# Synchronisation d'un iPod de 2001



## everyflavourbeans (11 Janvier 2019)

Bonjour/Bonsoir,
j'ai dernièrement fait l'acquisition d'un iPod de première génération avant de me rendre compte qu'il était plus difficile que prévu de changer la musique qu'il contenait... 

J'ai d'abord naïvement essayé de le connecter à mon MacBook Air à l'aide d'un adaptateur firewire/USB avant de lire que cela ne pouvait pas fonctionner, j'ai alors bricolé à l'aide de deux câbles et de mon fer à souder un câble firewire 400/800 pour le connecter à un MacBook Pro de 2011 (oui je suis trop impatient pour le commander), toujours sans succès.
 L'iPod n'apparait nulle part sur le Mac, cependant le logo apple puis le message "ok pour déconnecter" apparait tout de même sur l'iPod au moment de connecter les deux appareils. J'espère que cela vient uniquement d'une mauvaise soudure ou identification de pin de ma part mais la connexion semblant se faire une question m'est venue, est il toujours possible de synchroniser un iPod de 2001 avec un MacBookPro de 2011 dont la version d'iTunes est à jour?
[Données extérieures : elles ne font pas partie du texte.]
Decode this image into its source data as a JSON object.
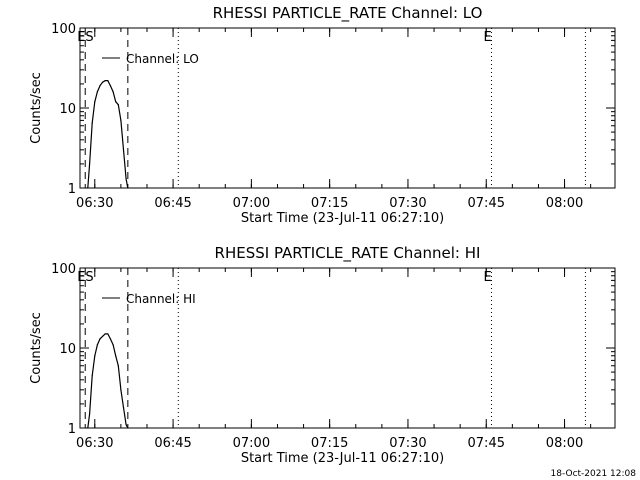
{
  "chart_data": [
    {
      "type": "line",
      "title": "RHESSI PARTICLE_RATE Channel: LO",
      "xlabel": "Start Time (23-Jul-11 06:27:10)",
      "ylabel": "Counts/sec",
      "yscale": "log",
      "ylim": [
        1,
        100
      ],
      "xlim": [
        "06:27:10",
        "08:09:40"
      ],
      "x_ticks": [
        "06:30",
        "06:45",
        "07:00",
        "07:15",
        "07:30",
        "07:45",
        "08:00"
      ],
      "y_ticks": [
        "1",
        "10",
        "100"
      ],
      "legend": {
        "label": "Channel: LO",
        "position": "top-left"
      },
      "markers": [
        {
          "label": "ES",
          "time": "06:28:10",
          "style": "dashed"
        },
        {
          "label": "",
          "time": "06:36:20",
          "style": "dashed"
        },
        {
          "label": "",
          "time": "06:46:00",
          "style": "dotted"
        },
        {
          "label": "E",
          "time": "07:46:00",
          "style": "dotted"
        },
        {
          "label": "",
          "time": "08:04:00",
          "style": "dotted"
        }
      ],
      "series": [
        {
          "name": "Channel: LO",
          "x": [
            "06:28:40",
            "06:29:00",
            "06:29:30",
            "06:30:00",
            "06:30:30",
            "06:31:00",
            "06:31:30",
            "06:32:00",
            "06:32:30",
            "06:33:00",
            "06:33:30",
            "06:34:00",
            "06:34:30",
            "06:35:00",
            "06:35:30",
            "06:36:00",
            "06:36:20"
          ],
          "values": [
            1,
            2.0,
            6.5,
            12,
            16,
            19,
            21,
            22,
            22,
            19,
            16,
            12,
            11,
            7,
            3,
            1.3,
            1
          ]
        }
      ]
    },
    {
      "type": "line",
      "title": "RHESSI PARTICLE_RATE Channel: HI",
      "xlabel": "Start Time (23-Jul-11 06:27:10)",
      "ylabel": "Counts/sec",
      "yscale": "log",
      "ylim": [
        1,
        100
      ],
      "xlim": [
        "06:27:10",
        "08:09:40"
      ],
      "x_ticks": [
        "06:30",
        "06:45",
        "07:00",
        "07:15",
        "07:30",
        "07:45",
        "08:00"
      ],
      "y_ticks": [
        "1",
        "10",
        "100"
      ],
      "legend": {
        "label": "Channel: HI",
        "position": "top-left"
      },
      "markers": [
        {
          "label": "ES",
          "time": "06:28:10",
          "style": "dashed"
        },
        {
          "label": "",
          "time": "06:36:20",
          "style": "dashed"
        },
        {
          "label": "",
          "time": "06:46:00",
          "style": "dotted"
        },
        {
          "label": "E",
          "time": "07:46:00",
          "style": "dotted"
        },
        {
          "label": "",
          "time": "08:04:00",
          "style": "dotted"
        }
      ],
      "series": [
        {
          "name": "Channel: HI",
          "x": [
            "06:28:40",
            "06:29:00",
            "06:29:30",
            "06:30:00",
            "06:30:30",
            "06:31:00",
            "06:31:30",
            "06:32:00",
            "06:32:30",
            "06:33:00",
            "06:33:30",
            "06:34:00",
            "06:34:30",
            "06:35:00",
            "06:35:30",
            "06:36:00",
            "06:36:20"
          ],
          "values": [
            1,
            1.5,
            4.5,
            8,
            11,
            13,
            14,
            15,
            15,
            13,
            11,
            8,
            6,
            3,
            1.8,
            1.1,
            1
          ]
        }
      ]
    }
  ],
  "footer": {
    "timestamp": "18-Oct-2021 12:08"
  }
}
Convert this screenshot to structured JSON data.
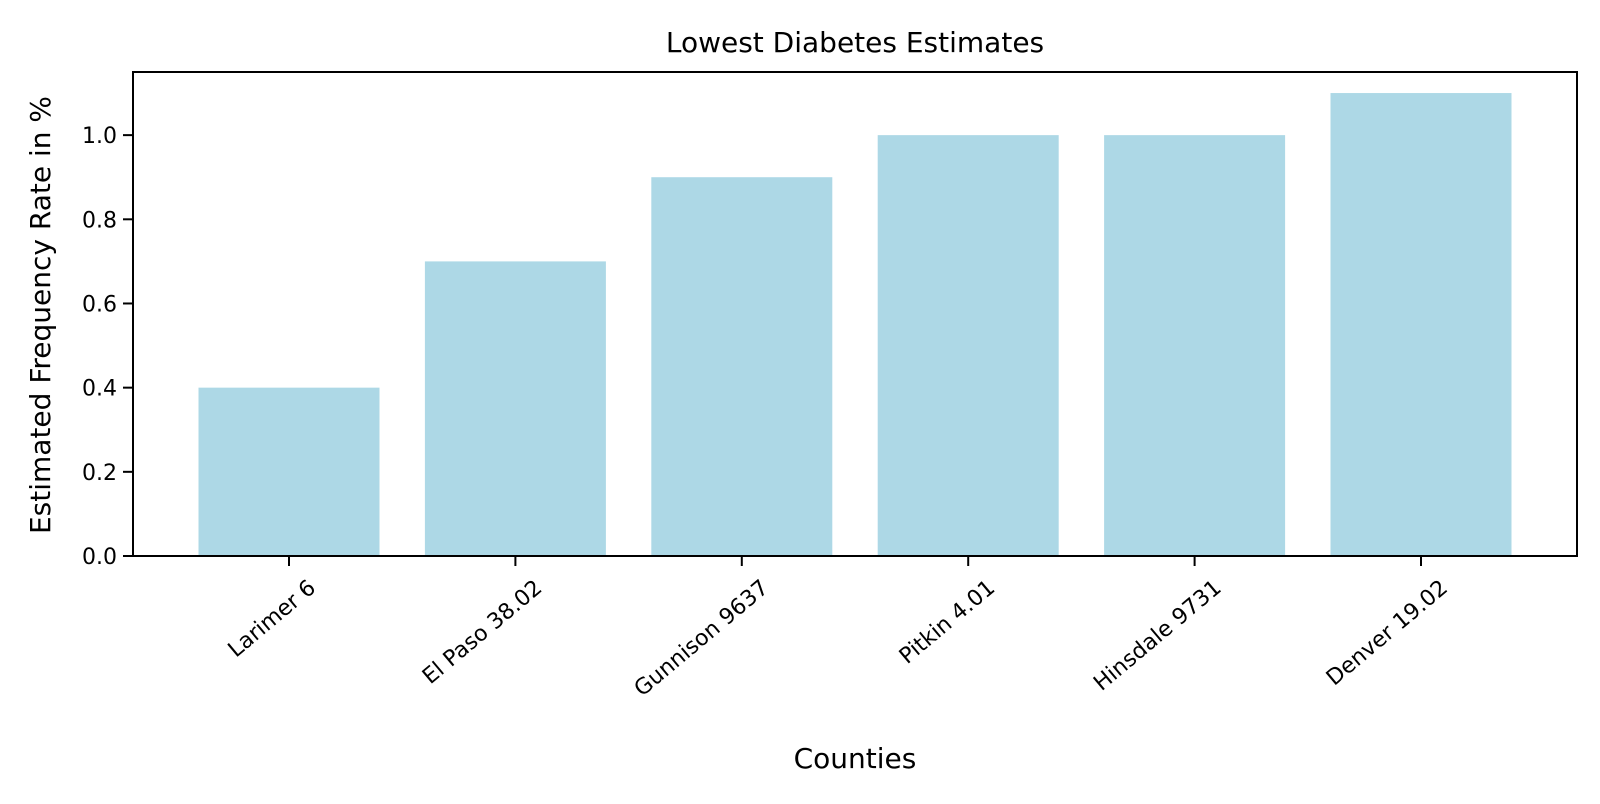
{
  "chart_data": {
    "type": "bar",
    "title": "Lowest Diabetes Estimates",
    "xlabel": "Counties",
    "ylabel": "Estimated Frequency Rate in %",
    "categories": [
      "Larimer 6",
      "El Paso 38.02",
      "Gunnison 9637",
      "Pitkin 4.01",
      "Hinsdale 9731",
      "Denver 19.02"
    ],
    "values": [
      0.4,
      0.7,
      0.9,
      1.0,
      1.0,
      1.1
    ],
    "ylim": [
      0,
      1.15
    ],
    "yticks": [
      "0.0",
      "0.2",
      "0.4",
      "0.6",
      "0.8",
      "1.0"
    ],
    "grid": false,
    "bar_color": "#add8e6",
    "axis_color": "#000000"
  }
}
j'ai tenté en vain (n'étant pas forcément doué en informatique) de créer un périphérique bootable de Cheetah. Je me suis également renseigné sur la manière de downgrade iTunes mais est il possible de remonter si loin?

Avant d'approfondir ces pistes et de peut être faire une bêtise avec le Mac ou l'iPod savez vous comment synchroniser un iPod Classic 1 en 2019?


----------



## Nikware (30 Mars 2019)

Je possède toujours un iPod de première génération comme toi, et aucun problème avec la dernière version iTune.


----------



## Vanton (10 Avril 2019)

Mon dieu je me serais pas amusé à bidouiller un câble sachant qu’il permet d’alimenter et donc de tuer ce vénérable grand père... 

Dites, vos batteries sont dans quel état ? 

Faudra que je me trouve un câble 400/800 un jour pour essayer de brancher le mien sur mon ordi. Ça a existé chez Apple ? Ou il n’y en a que des tiers ?


----------



## Nikware (19 Avril 2019)

Vanton a dit:


> Mon dieu je me serais pas amusé à bidouiller un câble sachant qu’il permet d’alimenter et donc de tuer ce vénérable grand père...
> Dites, vos batteries sont dans quel état ?
> Faudra que je me trouve un câble 400/800 un jour pour essayer de brancher le mien sur mon ordi. Ça a existé chez Apple ? Ou il n’y en a que des tiers ?


Batterie en fin de vie.
Elle ne tient plus en mode 'eteint', oblige de la recharger tous les 2 jours.


----------



## Vanton (19 Avril 2019)

Ok... Quand j’ai acheté le mien il tenait environ 5 chansons. Je ne l’utilise quasiment jamais, je ne sais pas si ça s’est dégradé encore plus...

C’est triste parce que tous ces produits sont condamnés à cause de cette batterie.


----------



## Nikware (19 Avril 2019)

Vanton a dit:


> Ok... Quand j’ai acheté le mien il tenait environ 5 chansons. Je ne l’utilise quasiment jamais, je ne sais pas si ça s’est dégradé encore plus...
> C’est triste parce que tous ces produits sont condamnés à cause de cette batterie.


Je viens d'en commander une nouvelle, pour le fun.
https://www.ebay.com/itm/Replacemen...e=STRK:MEBIDX:IT&_trksid=p2060353.m2749.l2649


----------